Incarceration rate by country.
1) El Salvador
2) Cuba
3) Rawanda
4) Turkmenistan
5) USA
105) Australia
If you commit a dozen crimes in all the highly developed countries on earth and are caught and sentenced America is going to be incarcerating you for much longer than most of them.
The problem with this comes down to money. Incarcerating people costs money a lot of money. You complain a lot about how much people get rewarded for their contribution to society within the system quite a lot and your argument isn't without merit.
People who cost fuck all that contribute greatly to society:
Drug and alcohol workers, social workers, mental health workers, public outreach workers, financial counsellors, integration workers, youth workers, various hotline assistants etc, etc, etc.
They really do get paid fuck all.
And a high incarceration rate means government spending not going to these people.
Let's do some rough math on how many of these people you could get if you could bring your incarceration rate down to the rest of us using my country (australia) as an example.

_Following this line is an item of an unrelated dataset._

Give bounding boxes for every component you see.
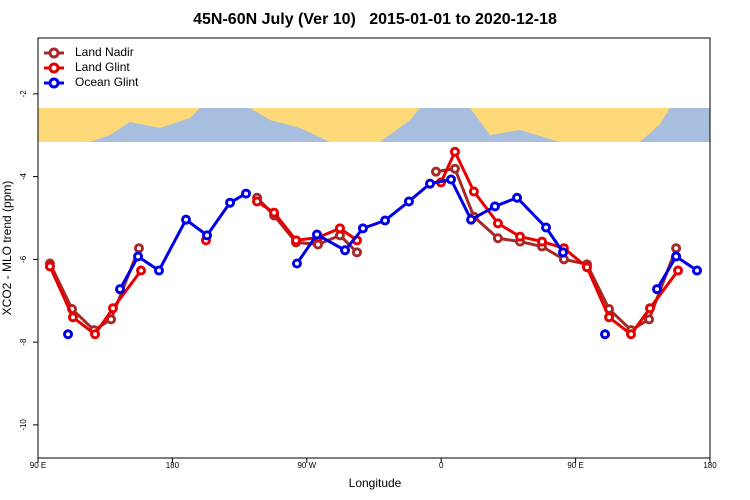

Google says it costs $43.8k average to incarcerate an American for a year. $87K for any of the above professions seems more than fair to me.
2 incarcerations = 1 worker to benefit society.
Your incarceration rate is well over 3x my country but I'll make it 3x for ease
1,808,100/3 = 600k incarcerated with 1.2 million not incarcerated.
Divide the no longer incarcerated number by 2.
600,000 Drug and alcohol workers, social workers, mental health workers, public outreach workers, financial counsellors, integration workers, youth workers, various hotline assistants etc, that you're missing out on.